City to revamp panhandling rules
Ordinance to be introduced at next council meeting, changes sought
The Eureka Police Department gets a lot of calls about panhandling, but the U.S. Supreme Court decided that cities can’t cite people for simply being in a given place and asking for money.
In order to stay current with the law, the Eureka City Council will be introducing an ordinance at its meeting Tuesday that would repeal the portion of the Eureka Municipal Code dealing with aggressive and intrusive solicitation and replace it with a section about prohibiting aggressive and obtrusive conduct in general.
The previous ordinance restricted the types of places a person could panhandle, such as being restricted from panhandling 100 feet from a controlled intersection, but that is no longer allowed, said Eureka Police Chief Steve Watson.
“The bottom line is that it doesn’t appear under the current state of existing case law that we can continue to retain those portions of our ordinance,” Watson said. “At the same time we have concerns, and I have concerns as police chief, about certain aggressive conduct that some panhandlers engage in.”
The new ordinance isn’t about regulating free speech in anyway, so it can apply to anyone, Watson said.
Seeking charity could not be restricted or regulated by the city for First Amendment reasons before 2015, but it could create regulations around panhandling for public safety reasons.

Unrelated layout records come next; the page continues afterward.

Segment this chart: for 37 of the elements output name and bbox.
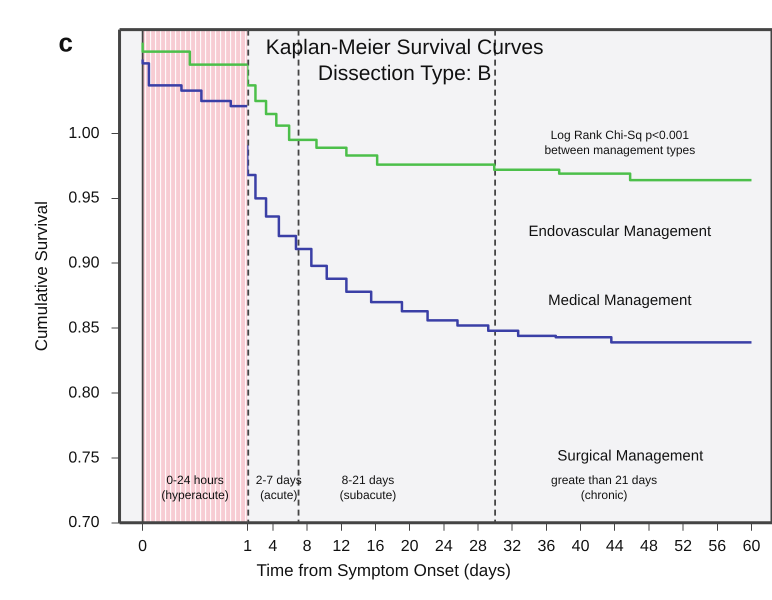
annotation: Medical Management <box>548 292 693 309</box>
x-tick-label: 12 <box>332 538 351 555</box>
annotation: greate than 21 days (chronic) <box>551 473 658 502</box>
y-tick-label: 0.90 <box>68 254 100 272</box>
x-tick-label: 0 <box>138 538 148 555</box>
x-tick-label: 52 <box>674 538 692 555</box>
y-tick-label: 0.70 <box>68 514 100 532</box>
y-tick-label: 0.85 <box>68 320 100 337</box>
annotation: Surgical Management <box>558 447 704 464</box>
y-tick-label: 0.95 <box>68 190 100 207</box>
x-tick-label: 32 <box>504 538 522 555</box>
text: Dissection Type: B <box>318 62 492 85</box>
y-axis-title: Cumulative Survival <box>32 201 51 352</box>
x-tick-label: 8 <box>302 538 312 555</box>
y-tick-label: 0.80 <box>68 384 100 402</box>
x-tick-label: 48 <box>640 538 658 555</box>
annotation: 2-7 days (acute) <box>256 473 302 502</box>
annotation: 8-21 days (subacute) <box>340 473 397 502</box>
x-tick-label: 4 <box>268 538 278 555</box>
x-tick-label: 28 <box>469 538 488 555</box>
x-tick-label: 60 <box>742 538 761 555</box>
x-tick-label: 24 <box>435 538 454 555</box>
chart-title: Kaplan-Meier Survival Curves <box>266 36 544 59</box>
annotation: Log Rank Chi-Sq p<0.001 between management types <box>544 128 696 157</box>
x-tick-label: 56 <box>708 538 727 555</box>
y-tick-label: 0.75 <box>68 449 100 466</box>
x-tick-label: 20 <box>401 538 419 555</box>
x-axis-title: Time from Symptom Onset (days) <box>256 560 512 580</box>
x-tick-label: 36 <box>538 538 556 555</box>
annotation: 0-24 hours (hyperacute) <box>161 473 229 502</box>
x-tick-label: 40 <box>572 538 590 555</box>
text: c <box>58 28 74 58</box>
annotation: Endovascular Management <box>528 222 712 240</box>
x-tick-label: 16 <box>366 538 385 555</box>
x-tick-label: 1 <box>243 538 252 555</box>
x-tick-label: 44 <box>606 538 624 555</box>
y-tick-label: 1.00 <box>68 124 100 142</box>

That changed in 2015 when the Supreme Court decided to limit the kinds of regulations cities could impose on those seeking charity.
Aggressive conduct includes any conduct that is “intended or likely to cause a reasonable person to fear bodily harm;” touching or threatening to touch someone without their consent; continuing to follow someone after they’ve made it cleared they don’t want to be followed; using threatening gestures; or using profane, offensive or abusive language, according to the ordinance.
“When someone’s following someone else and refuses to stop when they’re told to or uses
threatening or obscene speech, or blocks their way, those all raise concerns,” Watson said.
The ordinance defines obtrusive conduct as “intentional blocking or disruption, whether by personal position or the use of physical objects, of traffic, pedestrians, wheel chairs or bicycles on public roadways, crosswalks, sidewalks, driveways, entrances to businesses or public buildings, bicycle lanes, bicycle paths or recreational trails.”
No one is allowed to engage in any of those behaviors in a public place or a place that’s open to the public under the ordinance.
All of this type of conduct was regulated to some extent through the former
ordinance and other laws spread around in the penal and municipal codes, Watson said, but this ordinance puts it all in one place and gives the police department tools to consider using when encountering aggressive or obtrusive conduct.
“If they’re not violating any law, it’s just not going to be something we’re going to be responding to,” Watson said. “But we will deal with other criminal behavior.”
There are some exceptions, he said, such as people panhandling on certain private property, but he said most of the time people are panhandling on a public sidewalk where they have a legal right to be.